Une fois n’est pas coutume, la librairie Média-Plus a réuni deux auteurs pour une dédicace commune. Yacine Loutari avec «Un rêve arrêt», et Allaoua Daksi «Daksi, à cœur ouvert» ont animé la vente-dédicace du jour.

Loutari d’abord, un journaliste «fraîchement à la retraite» de l’APS, tiendra-t-il à préciser, a pondu son premier roman après un long chemin dans les dédales de la presse, du défunt hebdomadaire « El Hadef », au bureau de l’APS de Constantine, en passant par une parenthèse au cabinet du wali de Batna. Son imagination débordante d’un journaliste « pluridisciplinaire », le conduira sur les itinéraires tortueux d’un jeune homme, au lendemain de l’Indépendance, qui perdra toute notion de logique et de bon sens à la mort prématurée de son petit frère. Le roman de Yacine Loutari se lit comme un thriller et nous fait trépigner d’impatience en attendant le second roman que l’auteur nous promet pour bientôt.
Allaoua Daksi, dont la biographie est aussi fourni qu’un … roman, qui occupera divers fonctions dans l’administration et le sport, nous prend par la main et nous guide vers l’histoire de sa famille.

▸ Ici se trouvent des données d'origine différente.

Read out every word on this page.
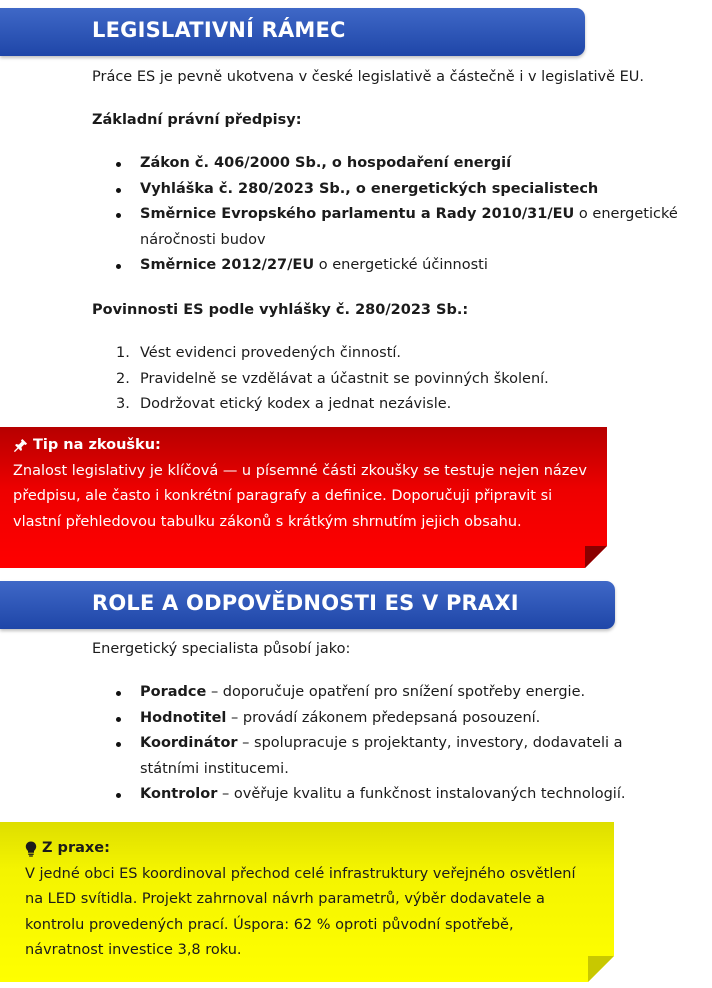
LEGISLATIVNÍ RÁMEC
Práce ES je pevně ukotvena v české legislativě a částečně i v legislativě EU.
Základní právní předpisy:
Zákon č. 406/2000 Sb., o hospodaření energií
Vyhláška č. 280/2023 Sb., o energetických specialistech
Směrnice Evropského parlamentu a Rady 2010/31/EU o energetické náročnosti budov
Směrnice 2012/27/EU o energetické účinnosti
Povinnosti ES podle vyhlášky č. 280/2023 Sb.:
1. Vést evidenci provedených činností.
2. Pravidelně se vzdělávat a účastnit se povinných školení.
3. Dodržovat etický kodex a jednat nezávisle.
Tip na zkoušku:
Znalost legislativy je klíčová — u písemné části zkoušky se testuje nejen název předpisu, ale často i konkrétní paragrafy a definice. Doporučuji připravit si vlastní přehledovou tabulku zákonů s krátkým shrnutím jejich obsahu.
ROLE A ODPOVĚDNOSTI ES V PRAXI
Energetický specialista působí jako:
Poradce – doporučuje opatření pro snížení spotřeby energie.
Hodnotitel – provádí zákonem předepsaná posouzení.
Koordinátor – spolupracuje s projektanty, investory, dodavateli a státními institucemi.
Kontrolor – ověřuje kvalitu a funkčnost instalovaných technologií.
Z praxe:
V jedné obci ES koordinoval přechod celé infrastruktury veřejného osvětlení na LED svítidla. Projekt zahrnoval návrh parametrů, výběr dodavatele a kontrolu provedených prací. Úspora: 62 % oproti původní spotřebě, návratnost investice 3,8 roku.
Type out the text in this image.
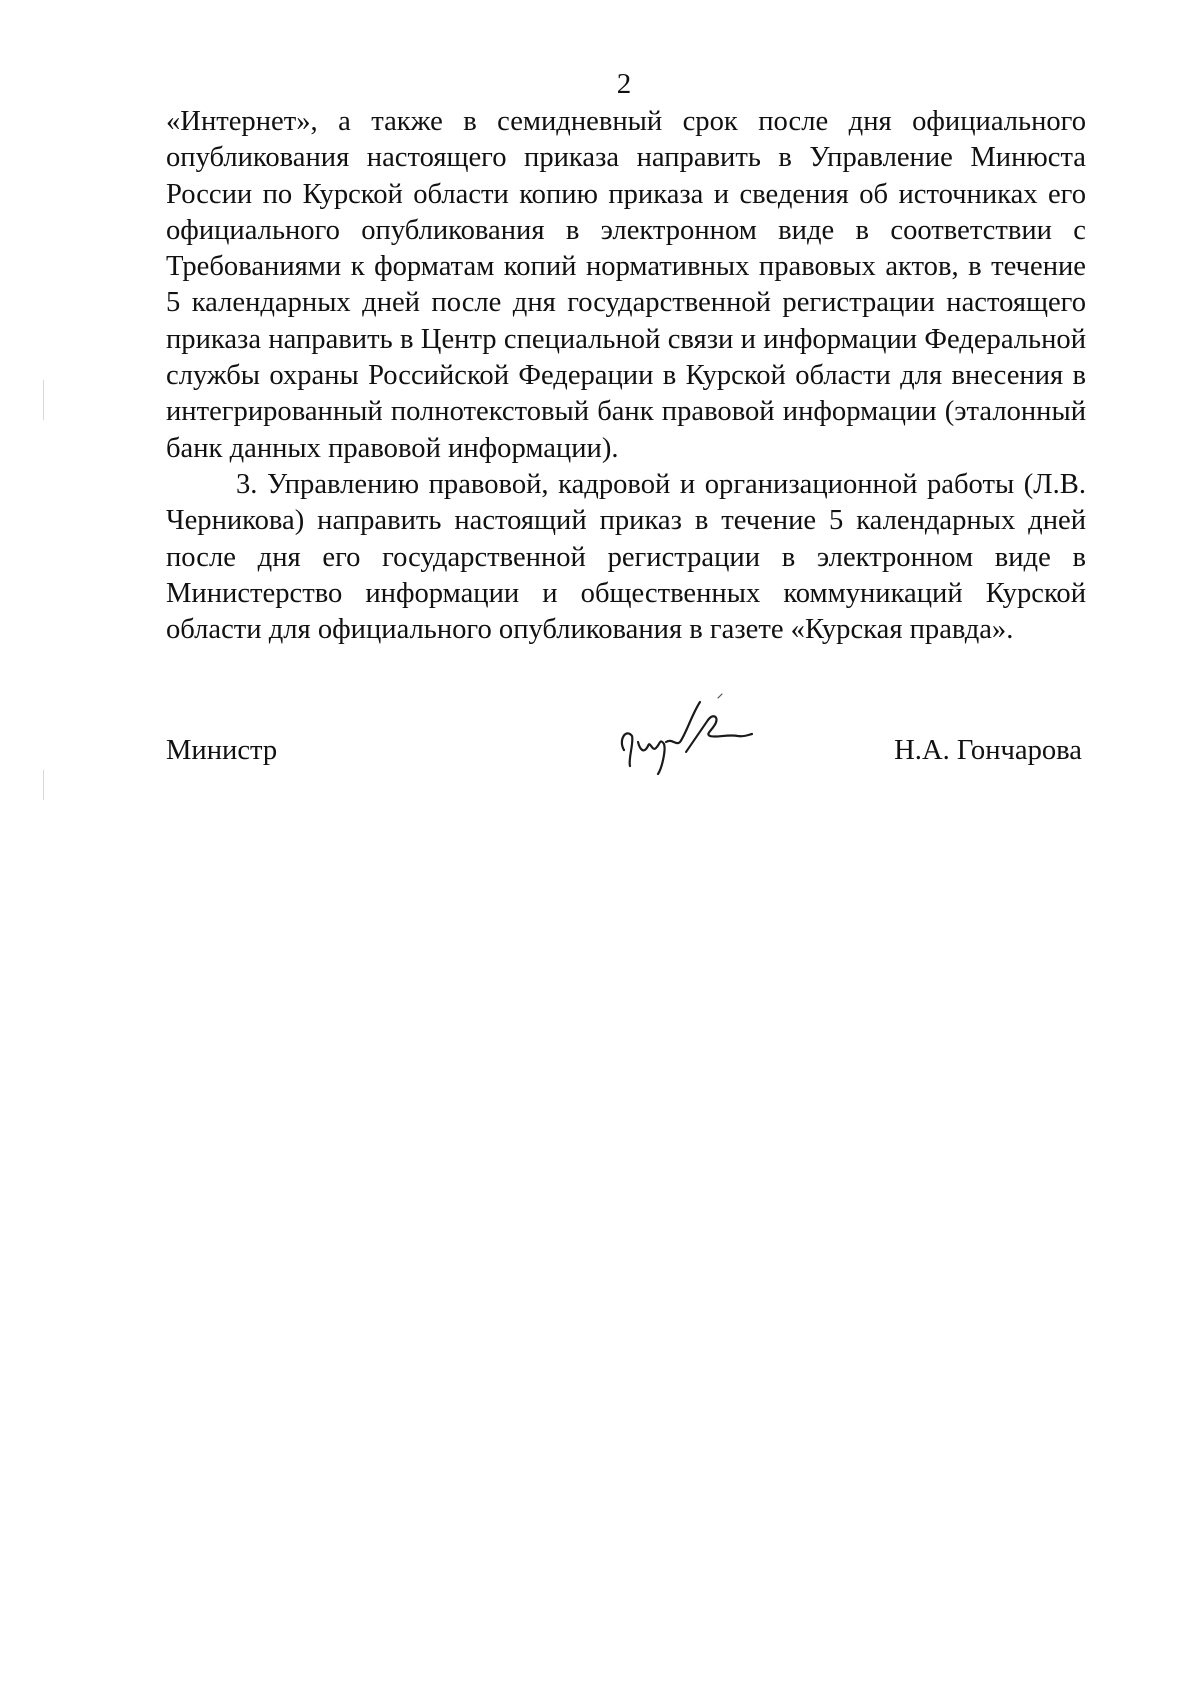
2

«Интернет», а также в семидневный срок после дня официального опубликования настоящего приказа направить в Управление Минюста России по Курской области копию приказа и сведения об источниках его официального опубликования в электронном виде в соответствии с Требованиями к форматам копий нормативных правовых актов, в течение 5 календарных дней после дня государственной регистрации настоящего приказа направить в Центр специальной связи и информации Федеральной службы охраны Российской Федерации в Курской области для внесения в интегрированный полнотекстовый банк правовой информации (эталонный банк данных правовой информации).

3. Управлению правовой, кадровой и организационной работы (Л.В. Черникова) направить настоящий приказ в течение 5 календарных дней после дня его государственной регистрации в электронном виде в Министерство информации и общественных коммуникаций Курской области для официального опубликования в газете «Курская правда».

Министр	Н.А. Гончарова
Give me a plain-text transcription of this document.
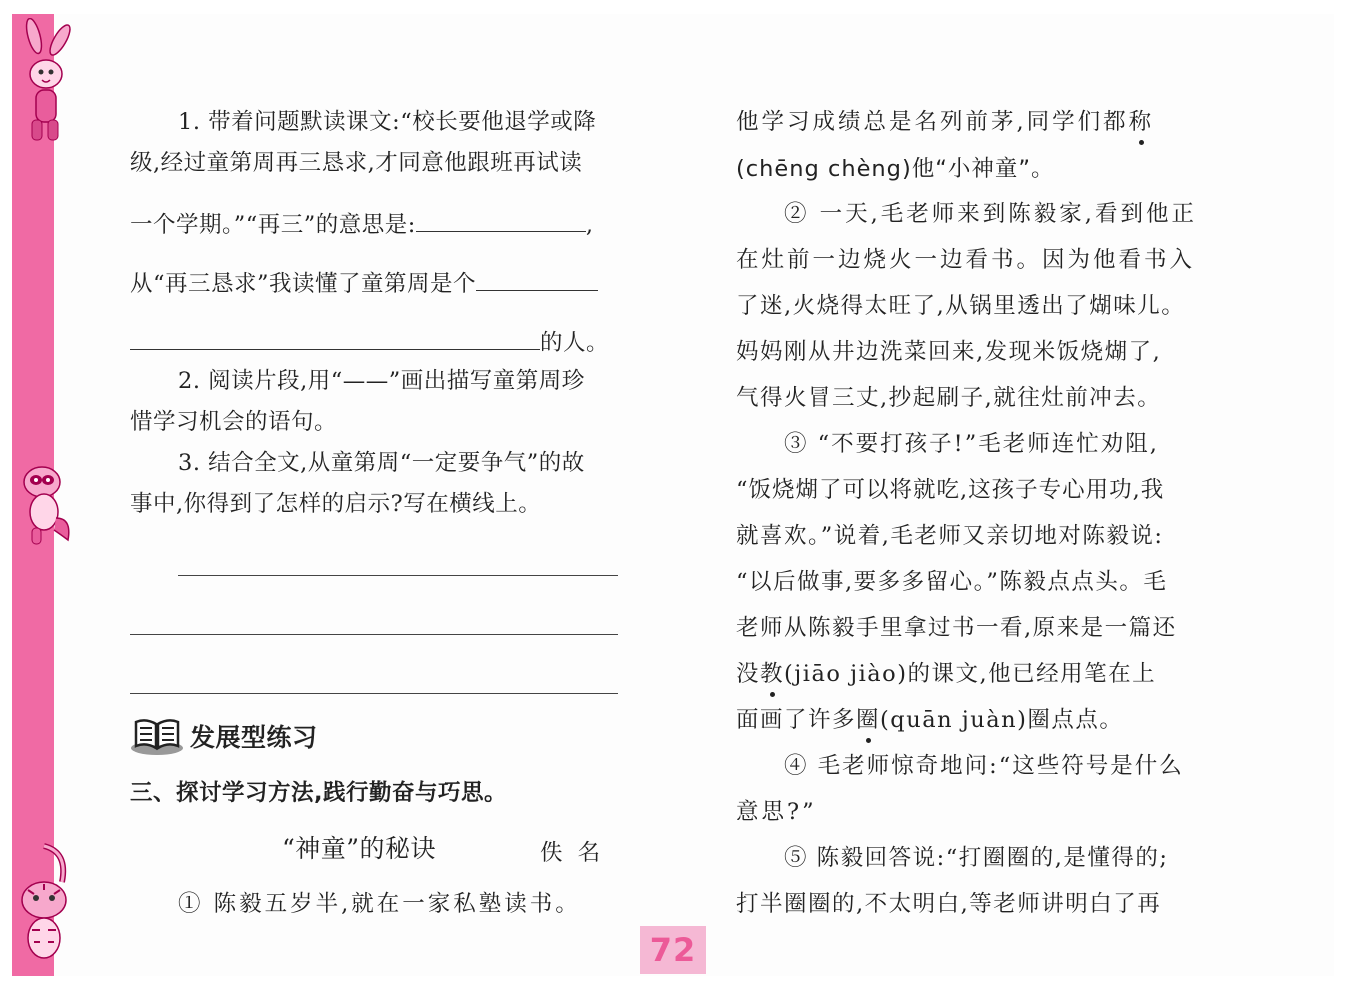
1. 带着问题默读课文:“校长要他退学或降
级,经过童第周再三恳求,才同意他跟班再试读
一个学期。”“再三”的意思是:	,
从“再三恳求”我读懂了童第周是个
的人。
2. 阅读片段,用“——”画出描写童第周珍
惜学习机会的语句。
3. 结合全文,从童第周“一定要争气”的故
事中,你得到了怎样的启示?写在横线上。
发展型练习
三、探讨学习方法,践行勤奋与巧思。
“神童”的秘诀	佚 名
① 陈毅五岁半,就在一家私塾读书。
他学习成绩总是名列前茅,同学们都称
(chēng chèng)他“小神童”。
② 一天,毛老师来到陈毅家,看到他正
在灶前一边烧火一边看书。因为他看书入
了迷,火烧得太旺了,从锅里透出了煳味儿。
妈妈刚从井边洗菜回来,发现米饭烧煳了,
气得火冒三丈,抄起刷子,就往灶前冲去。
③ “不要打孩子!”毛老师连忙劝阻,
“饭烧煳了可以将就吃,这孩子专心用功,我
就喜欢。”说着,毛老师又亲切地对陈毅说:
“以后做事,要多多留心。”陈毅点点头。毛
老师从陈毅手里拿过书一看,原来是一篇还
没教(jiāo jiào)的课文,他已经用笔在上
面画了许多圈(quān juàn)圈点点。
④ 毛老师惊奇地问:“这些符号是什么
意思?”
⑤ 陈毅回答说:“打圈圈的,是懂得的;
打半圈圈的,不太明白,等老师讲明白了再
72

Une famille de révolutionnaires, où tout commencera par des mots susurrés à son oreille : «Ecoute, si jamais je ne rentre pas un soir, tu diras à ma mère que je suis parti au maquis. » Les derniers mots prononcés par ses frères à l’entame de leur parcours sous la bannière du FLN et dans les rangs de l’ALN.
Allaoua aussi rejoindra « el khaoua » au sein de la Fédération de France où il retrouvera l’un de ses frères. Entre-temps, Abdesselem mourra en martyr dans la zone de Skikda. « A cœur ouvert » se veut une biographie d’une famille de révolutionnaires, avec des préfaces du professeur et ministre Yahia Guidoum et Abdelaziz Rahabi et une présentation du sportif et tout autant ministre que ceux cités auparavant.